Hutchinson failed to notify the company of missed deadlines and court appearances in the case, also in Independence County, the new suit claims. The company "learned of the judgment for the first time from its banking institutions, who were processing the garnishments" in the Coleman case. The order of garnishment went out Feb. 21, 2017, according to the new lawsuit.

The suit, filed Friday, also reserves the right to seek recovery of the retainer fees and gifts Preferred Family paid Hutchinson, a sum estimated at $500,000 in a federal criminal case involving the lobbyist responsible for Hutchinson's hiring.

Hutchinson hasn't been charged in the federal investigation. Dudley said Friday his client cannot reasonably be acknowledged to be Preferred Family's lawyer, as stated in Friday's suit, and be recipient of a bribe only disguised as a lawyer fee at the same time.

"They attach a letter as an exhibit in this lawsuit in which they say they are raising his retainer fee because of the good job he's doing," Dudley said.

Still, Preferred family's suit seeks to leave the door open for further recovery and asks for a jury trial, the suit says.

"Mr. Hutchinson may have caused additional and material financial injury to [Preferred Family and Health Resources] through additional acts and omissions, as suggested by his invoicing and receiving monthly payments of [totalling] $108,000 in 2016 and $271,000 in 2013-2015 without corresponding evidence of any legal work," the lawsuit says.

Cranford said in his plea an Arkansas lawmaker identified as "Senator A" in court documents was paid a retainer as a form of bribe along with receiving cash and other gifts either from the company, Cranford or other Cranford lobbying clients. Total value of the gifts and retainers is estimate at $500,000 in the plea.

Preferred Family has either dismissed or suspended at least four members of its top management team since November after being briefed on the investigation in October, the company says.

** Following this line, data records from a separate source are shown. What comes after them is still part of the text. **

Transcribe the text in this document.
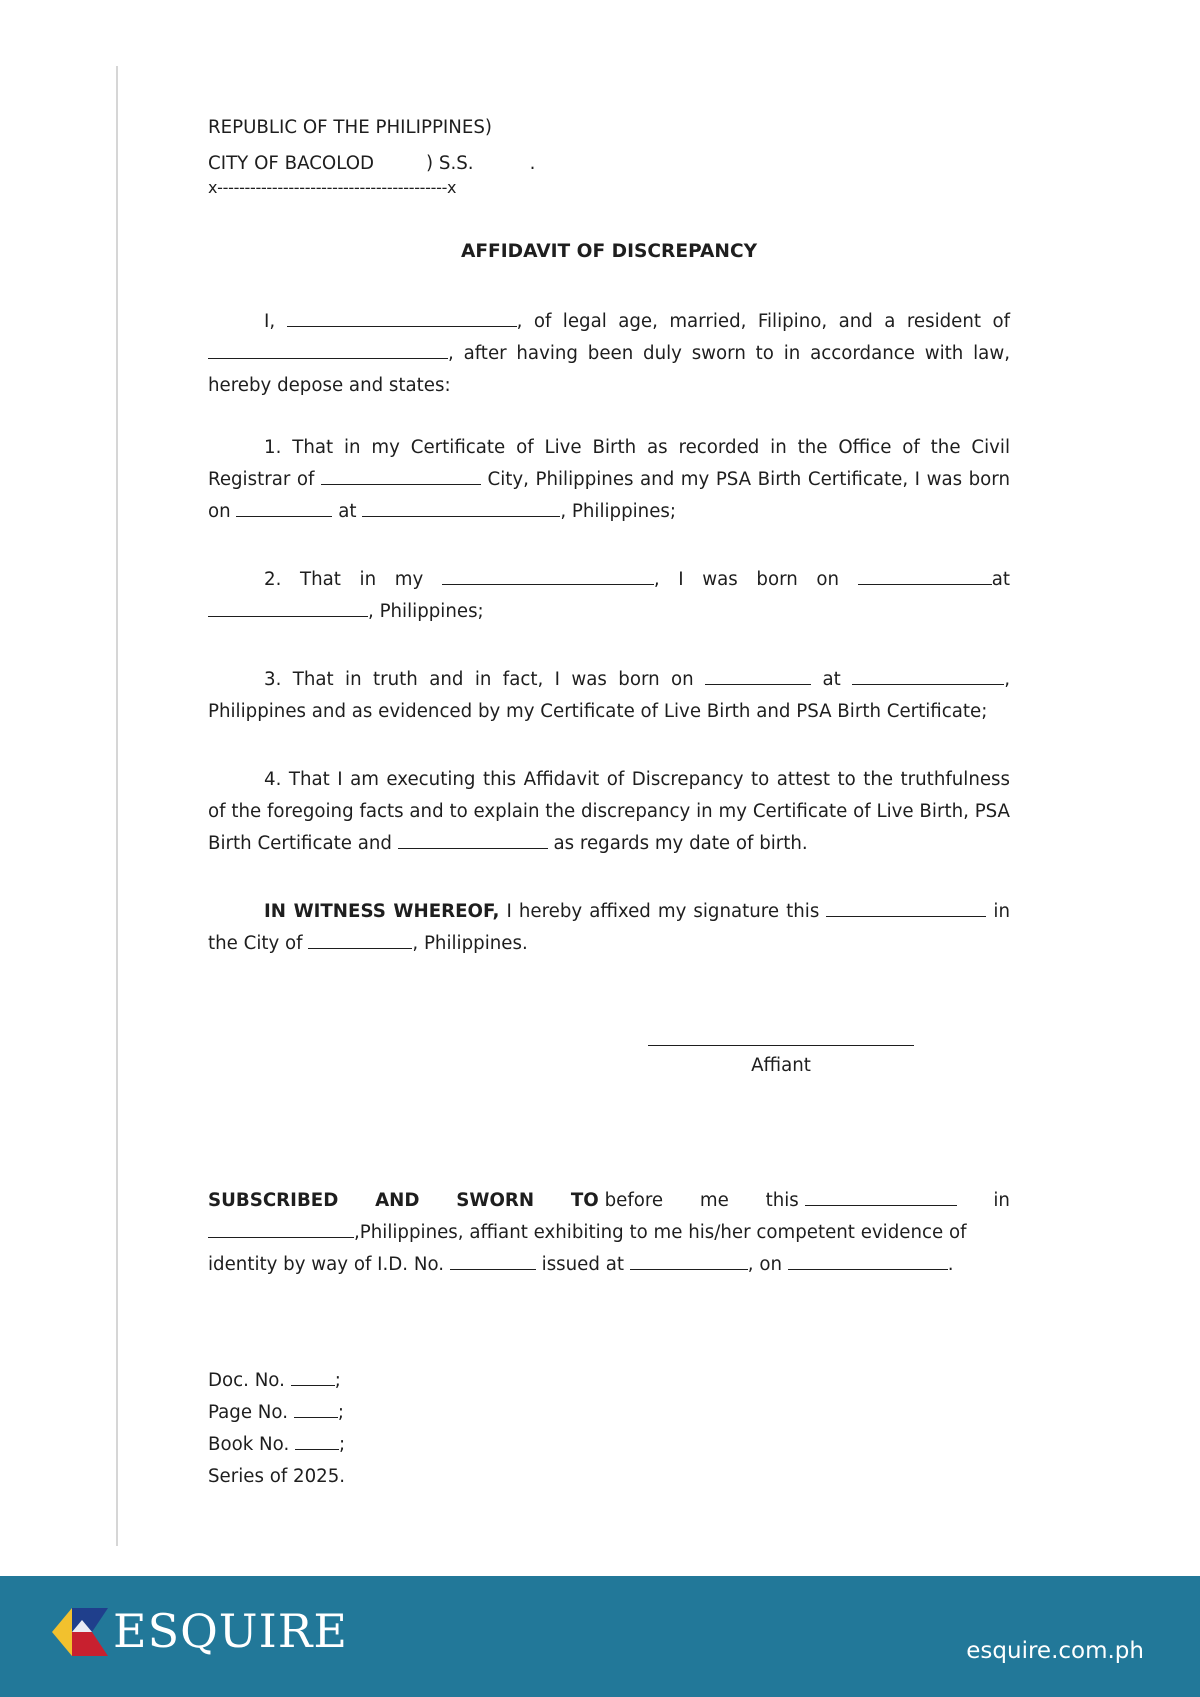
REPUBLIC OF THE PHILIPPINES)
CITY OF BACOLOD	) S.S.	.
x------------------------------------------x
AFFIDAVIT OF DISCREPANCY

I,	, of legal age, married, Filipino, and a resident of , after having been duly sworn to in accordance with law, hereby depose and states:

1. That in my Certificate of Live Birth as recorded in the Office of the Civil Registrar of	City, Philippines and my PSA Birth Certificate, I was born on	at	, Philippines;

2. That in my	, I was born on	at , Philippines;

3. That in truth and in fact, I was born on	at	, Philippines and as evidenced by my Certificate of Live Birth and PSA Birth Certificate;

4. That I am executing this Affidavit of Discrepancy to attest to the truthfulness of the foregoing facts and to explain the discrepancy in my Certificate of Live Birth, PSA Birth Certificate and	as regards my date of birth.

IN WITNESS WHEREOF, I hereby affixed my signature this	in the City of	, Philippines.

Affiant
SUBSCRIBED AND SWORN TO before me this	in

,Philippines, affiant exhibiting to me his/her competent evidence of

identity by way of I.D. No.	issued at	, on	.
Doc. No.	;
Page No.	;
Book No.	;
Series of 2025.
ESQUIRE	esquire.com.ph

"Today's Preferred Family Healthcare is a different organization than the one led by the executives who came from Alternative Opportunities before the merger of AO into PFH in 2015," the company said Friday. "After the merger, as we became aware of significant wrongdoing by certain executives and consultants, we removed those who put personal gain over the PFH mission."

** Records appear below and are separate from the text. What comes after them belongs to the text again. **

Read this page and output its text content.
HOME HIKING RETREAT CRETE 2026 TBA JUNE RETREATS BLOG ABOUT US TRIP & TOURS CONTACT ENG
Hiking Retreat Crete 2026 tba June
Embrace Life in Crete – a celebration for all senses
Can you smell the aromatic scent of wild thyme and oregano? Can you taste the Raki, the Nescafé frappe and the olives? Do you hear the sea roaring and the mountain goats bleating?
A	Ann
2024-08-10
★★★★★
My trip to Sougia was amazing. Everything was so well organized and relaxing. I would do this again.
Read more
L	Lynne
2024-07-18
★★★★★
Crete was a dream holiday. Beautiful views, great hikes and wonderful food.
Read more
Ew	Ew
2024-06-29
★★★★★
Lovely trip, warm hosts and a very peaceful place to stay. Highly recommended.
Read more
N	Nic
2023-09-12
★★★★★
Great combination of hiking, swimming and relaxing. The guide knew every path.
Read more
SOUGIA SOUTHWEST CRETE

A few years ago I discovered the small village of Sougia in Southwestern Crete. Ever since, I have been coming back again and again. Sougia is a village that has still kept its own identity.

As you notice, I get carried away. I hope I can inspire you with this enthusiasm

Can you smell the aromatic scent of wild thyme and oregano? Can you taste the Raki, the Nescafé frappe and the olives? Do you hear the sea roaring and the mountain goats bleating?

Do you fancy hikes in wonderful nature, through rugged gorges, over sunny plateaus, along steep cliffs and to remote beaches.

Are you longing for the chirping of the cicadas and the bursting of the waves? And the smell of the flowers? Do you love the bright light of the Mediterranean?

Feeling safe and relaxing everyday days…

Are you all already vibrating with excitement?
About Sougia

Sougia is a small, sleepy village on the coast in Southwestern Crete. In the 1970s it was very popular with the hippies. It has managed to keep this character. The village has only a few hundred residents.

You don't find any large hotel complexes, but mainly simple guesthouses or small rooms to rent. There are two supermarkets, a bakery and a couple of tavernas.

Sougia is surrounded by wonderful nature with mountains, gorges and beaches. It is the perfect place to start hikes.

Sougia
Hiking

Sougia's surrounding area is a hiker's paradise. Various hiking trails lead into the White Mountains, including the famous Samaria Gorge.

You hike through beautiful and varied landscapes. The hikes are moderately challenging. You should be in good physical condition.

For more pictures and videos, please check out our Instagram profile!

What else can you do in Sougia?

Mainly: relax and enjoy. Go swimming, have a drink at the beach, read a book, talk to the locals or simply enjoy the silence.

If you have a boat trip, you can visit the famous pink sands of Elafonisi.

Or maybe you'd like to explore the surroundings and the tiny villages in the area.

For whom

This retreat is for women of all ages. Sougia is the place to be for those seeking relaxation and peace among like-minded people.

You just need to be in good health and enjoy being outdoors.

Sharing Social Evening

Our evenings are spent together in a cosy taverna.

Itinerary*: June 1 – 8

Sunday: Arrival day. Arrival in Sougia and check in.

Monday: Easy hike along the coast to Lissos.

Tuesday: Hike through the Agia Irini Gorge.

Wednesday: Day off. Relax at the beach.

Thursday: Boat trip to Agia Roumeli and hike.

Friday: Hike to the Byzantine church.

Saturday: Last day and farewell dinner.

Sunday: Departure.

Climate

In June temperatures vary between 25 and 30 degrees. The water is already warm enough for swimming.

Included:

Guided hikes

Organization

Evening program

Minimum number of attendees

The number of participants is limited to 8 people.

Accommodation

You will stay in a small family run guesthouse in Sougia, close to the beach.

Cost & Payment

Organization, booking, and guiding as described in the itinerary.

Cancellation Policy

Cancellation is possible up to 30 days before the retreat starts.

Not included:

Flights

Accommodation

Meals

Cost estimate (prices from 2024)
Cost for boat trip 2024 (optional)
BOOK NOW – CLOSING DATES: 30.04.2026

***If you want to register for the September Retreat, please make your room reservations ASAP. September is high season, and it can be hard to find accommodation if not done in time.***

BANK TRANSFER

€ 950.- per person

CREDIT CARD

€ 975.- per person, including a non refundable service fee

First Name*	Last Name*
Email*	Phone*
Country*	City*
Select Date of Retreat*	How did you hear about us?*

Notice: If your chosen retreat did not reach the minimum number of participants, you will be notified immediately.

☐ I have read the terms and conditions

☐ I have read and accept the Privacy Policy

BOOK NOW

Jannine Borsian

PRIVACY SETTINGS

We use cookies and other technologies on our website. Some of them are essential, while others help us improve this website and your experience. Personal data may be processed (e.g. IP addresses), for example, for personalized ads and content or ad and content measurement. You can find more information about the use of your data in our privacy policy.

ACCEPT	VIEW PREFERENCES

Dismissed executives included the chief executive, chief operating and chief financial officers of the company.

Preferred Family has 47 locations in Arkansas and other operations in Missouri, Oklahoma, Kansas and Illinois. In Arkansas, the company's finances are now subject to monthly review along with unannounced inspections of facilities by the state Department of Human Services, the agency and the governor's office has confirmed.

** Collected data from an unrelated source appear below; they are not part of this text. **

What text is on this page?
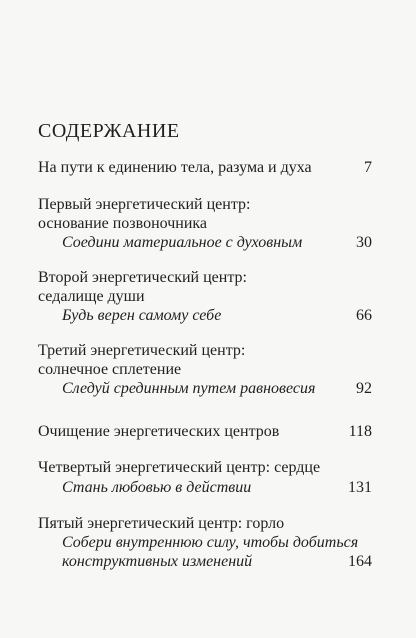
СОДЕРЖАНИЕ
На пути к единению тела, разума и духа	7
Первый энергетический центр:
основание позвоночника
Соедини материальное с духовным	30
Второй энергетический центр:
седалище души
Будь верен самому себе	66
Третий энергетический центр:
солнечное сплетение
Следуй срединным путем равновесия	92
Очищение энергетических центров	118
Четвертый энергетический центр: сердце
Стань любовью в действии	131
Пятый энергетический центр: горло
Собери внутреннюю силу, чтобы добиться
конструктивных изменений	164
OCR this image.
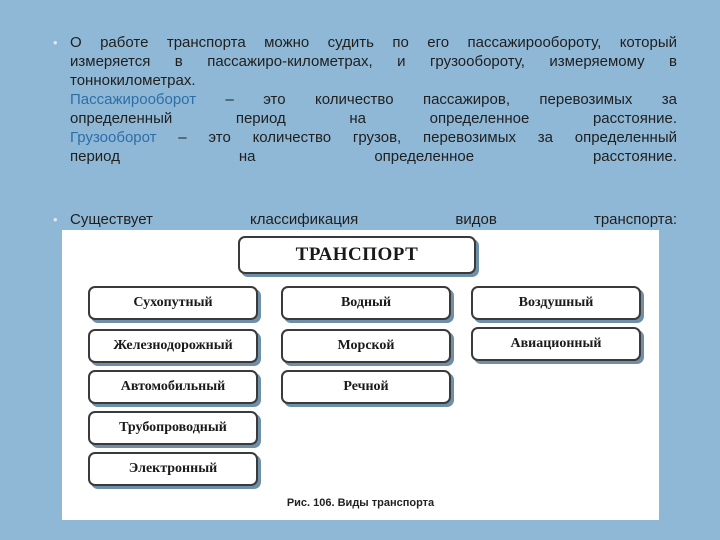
• О работе транспорта можно судить по его пассажирообороту, который
измеряется в пассажиро-километрах, и грузообороту, измеряемому в
тоннокилометрах.
Пассажирооборот – это количество пассажиров, перевозимых за
определенный период на определенное расстояние.
Грузооборот – это количество грузов, перевозимых за определенный
период на определенное расстояние.
• Существует	классификация	видов	транспорта:
ТРАНСПОРТ
Сухопутный
Железнодорожный
Автомобильный
Трубопроводный
Электронный
Водный
Морской
Речной
Воздушный
Авиационный
Рис. 106. Виды транспорта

Preferred Family is cooperating with federal investigators, the company's statement said.

"As part of that investigation, PFH reviewed its relationship with Jeremy Hutchinson and based on that review, today filed a civil lawsuit against Hutchinson and the law firm of Steel, Wright, Gray & Hutchinson," the statement said. "The lawsuit alleges significant malpractice on Hutchinson's part in his representation, or lack thereof, of PFH."

Hutchinson's law firm disavowed any role in the matter in a statement Friday. "As a professional association, the firm's partners manage their own clients and caseloads, with few exceptions," the law firm's statement said. "In this matter, no other members of the firm performed any legal work or received any fees from this client.

"We are reviewing the complaint, but as for the allegations contained in it, we would refer all questions to Mr. Hutchinson or his attorney."

The dismissed Preferred Family executives are CEO Marilyn Nolan, chief operating officer Bontiea Goss and chief financial officer Tom Goss, all of Springfield, Mo.

Hutchinson's 2012 campaign contribution and expenditure report shows a $2,000 contribution from the Cranford Coalition, Rusty Cranford's lobbying firm. The Cranford Coalition also donated $2,000 in 2013, reports show.

Additional 2013 contributions include $2,000 each from Cranford, his wife Karen Sue Cranford and son Chase Cranford. Marilyn Nolan contributed $500. Pro 1 of Springfield, a thermostat manufacturing and import company with Tom and Bontiea Goss on its board, gave $2,000.